Ericsson’s CEO Borje Ekholm has hardly set the world on fire with his policies since taking the helm 15 months ago. He has mainly focused on retrenching to the troubled company’s core markets, dialling back on the expansionist policies of his predecessor Hans Vestberg.
While Vestberg saw the pursuit of new markets, such as media and cloud, as the answer to the intense pressures and competition in the traditional network equipment space, Ekholm has placed his hopes on an uptick from 5G and associated services, and on slashing Ericsson’s costs. These have been reduced by SEK6bn ($718m) in the past year, and the firm plans SEK10bn of annual savings by mid-2018, compared with its costs at the start of 2017.
Ekholm insisted, at the company’s annual general meeting last week, that his actions have stabilized Ericsson and will create a “strong and successful” firm again in time. However, he said he was still dissatisfied with financial performance, especially a net loss of SEK35.1bn, suffered in 2017, reversing 2016’s profit of SEK1.9bn. “2017 was a tough year with a continued declining market. We are far from satisfied with our performance and have taken a number of actions to turn around the development and improve profitability, to build a strong Ericsson for the long term.”
He told investors: “In 2017 we stabilized and simplified the company. We took out significant costs, and invested in the future. We have a clear strategy and clear targets for turning Ericsson to profitability and a strong long term development.”
On the bright side, Ekholm thinks 5G has been progressing “faster than expected” and insisting Ericsson is well positioned to take advantage, having won about half of the world’s 5G deals so far, helping it to regain some market share during the second half of last year. Some analysts questioned the 5G claims, saying Nokia has announced 50 5G trials, compared to Ericsson’s 38 (as Raymond James of Wall Street calculated).

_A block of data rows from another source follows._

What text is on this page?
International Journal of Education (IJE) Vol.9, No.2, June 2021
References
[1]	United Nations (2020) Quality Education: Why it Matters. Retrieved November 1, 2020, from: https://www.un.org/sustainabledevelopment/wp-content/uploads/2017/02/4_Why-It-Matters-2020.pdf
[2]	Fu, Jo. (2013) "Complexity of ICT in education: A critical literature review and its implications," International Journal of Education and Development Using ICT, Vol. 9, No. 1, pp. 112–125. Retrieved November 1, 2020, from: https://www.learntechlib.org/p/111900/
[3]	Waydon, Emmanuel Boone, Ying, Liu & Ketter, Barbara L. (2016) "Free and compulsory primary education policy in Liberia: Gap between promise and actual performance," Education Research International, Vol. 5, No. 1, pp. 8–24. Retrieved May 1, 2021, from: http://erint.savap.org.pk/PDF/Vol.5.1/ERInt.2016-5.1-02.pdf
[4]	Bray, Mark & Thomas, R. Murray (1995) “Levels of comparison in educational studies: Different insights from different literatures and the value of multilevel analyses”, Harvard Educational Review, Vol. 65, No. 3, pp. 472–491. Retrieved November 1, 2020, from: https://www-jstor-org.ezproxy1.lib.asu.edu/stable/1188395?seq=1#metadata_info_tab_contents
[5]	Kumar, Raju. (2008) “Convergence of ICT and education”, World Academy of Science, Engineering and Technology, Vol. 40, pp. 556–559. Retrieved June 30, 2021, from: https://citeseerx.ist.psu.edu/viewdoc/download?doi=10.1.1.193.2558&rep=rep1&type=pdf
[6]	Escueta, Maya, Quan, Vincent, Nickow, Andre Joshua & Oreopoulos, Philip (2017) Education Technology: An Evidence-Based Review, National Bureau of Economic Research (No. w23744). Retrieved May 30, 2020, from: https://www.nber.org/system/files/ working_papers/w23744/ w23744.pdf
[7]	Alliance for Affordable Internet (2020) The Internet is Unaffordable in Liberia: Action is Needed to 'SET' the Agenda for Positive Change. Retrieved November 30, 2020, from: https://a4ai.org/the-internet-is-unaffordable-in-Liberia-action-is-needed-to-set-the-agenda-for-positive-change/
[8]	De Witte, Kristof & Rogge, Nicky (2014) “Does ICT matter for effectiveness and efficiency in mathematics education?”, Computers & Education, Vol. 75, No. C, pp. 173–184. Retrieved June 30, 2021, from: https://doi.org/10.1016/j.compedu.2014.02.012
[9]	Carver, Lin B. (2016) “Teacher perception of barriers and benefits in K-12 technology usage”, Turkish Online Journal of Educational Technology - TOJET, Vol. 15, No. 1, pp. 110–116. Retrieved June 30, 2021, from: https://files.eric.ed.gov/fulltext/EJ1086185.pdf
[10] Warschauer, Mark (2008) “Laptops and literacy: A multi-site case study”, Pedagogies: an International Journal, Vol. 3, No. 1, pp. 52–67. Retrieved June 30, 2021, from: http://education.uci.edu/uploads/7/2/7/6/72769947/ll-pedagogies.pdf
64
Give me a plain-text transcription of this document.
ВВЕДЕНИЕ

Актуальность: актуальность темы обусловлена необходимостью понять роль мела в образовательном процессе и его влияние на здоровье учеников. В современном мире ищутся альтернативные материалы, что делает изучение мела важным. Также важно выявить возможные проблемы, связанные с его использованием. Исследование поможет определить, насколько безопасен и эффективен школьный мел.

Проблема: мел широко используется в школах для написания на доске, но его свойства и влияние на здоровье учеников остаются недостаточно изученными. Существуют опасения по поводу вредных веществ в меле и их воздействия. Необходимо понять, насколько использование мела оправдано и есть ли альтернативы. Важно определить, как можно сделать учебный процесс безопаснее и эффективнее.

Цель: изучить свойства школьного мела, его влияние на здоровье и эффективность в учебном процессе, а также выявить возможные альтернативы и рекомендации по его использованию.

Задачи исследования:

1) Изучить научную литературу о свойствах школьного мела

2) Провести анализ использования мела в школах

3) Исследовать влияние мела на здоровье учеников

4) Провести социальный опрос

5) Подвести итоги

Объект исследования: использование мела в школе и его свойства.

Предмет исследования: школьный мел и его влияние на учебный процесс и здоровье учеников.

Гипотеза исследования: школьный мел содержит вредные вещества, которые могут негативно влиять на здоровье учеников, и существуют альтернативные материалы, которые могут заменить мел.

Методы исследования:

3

This highlights a risk Ekholm has been taking since becoming CEO – overplaying the potential impact of 5G, even though it is likely to be deployed in a very different way from 4G (see separate item), and with less capex intensity for most operators. Even in the early years of 4G, Ericsson and its investors were disappointed that LTE did not drive a huge wave of big bang build-outs, as operators were more keen to modernize their existing networks in a service-led approach which spread investments over a longer time and squeezed margins.
So Ekholm cannot put all his eggs in the 5G basket. “We have been working hard to turn around the development,” he said in a statement. “It is therefore satisfying that we, after several years of decreasing market share, have started to increase our share, and doing so with improved gross margin.”
For the rest of this year, Ekholm has three priorities – building technology leadership, especially in 5G; developing product-led solutions; and expanding global scale and skill. This will help it address the three main challenges for operator customers – to decrease cost per gigabit, become fully digital, and find new revenue streams.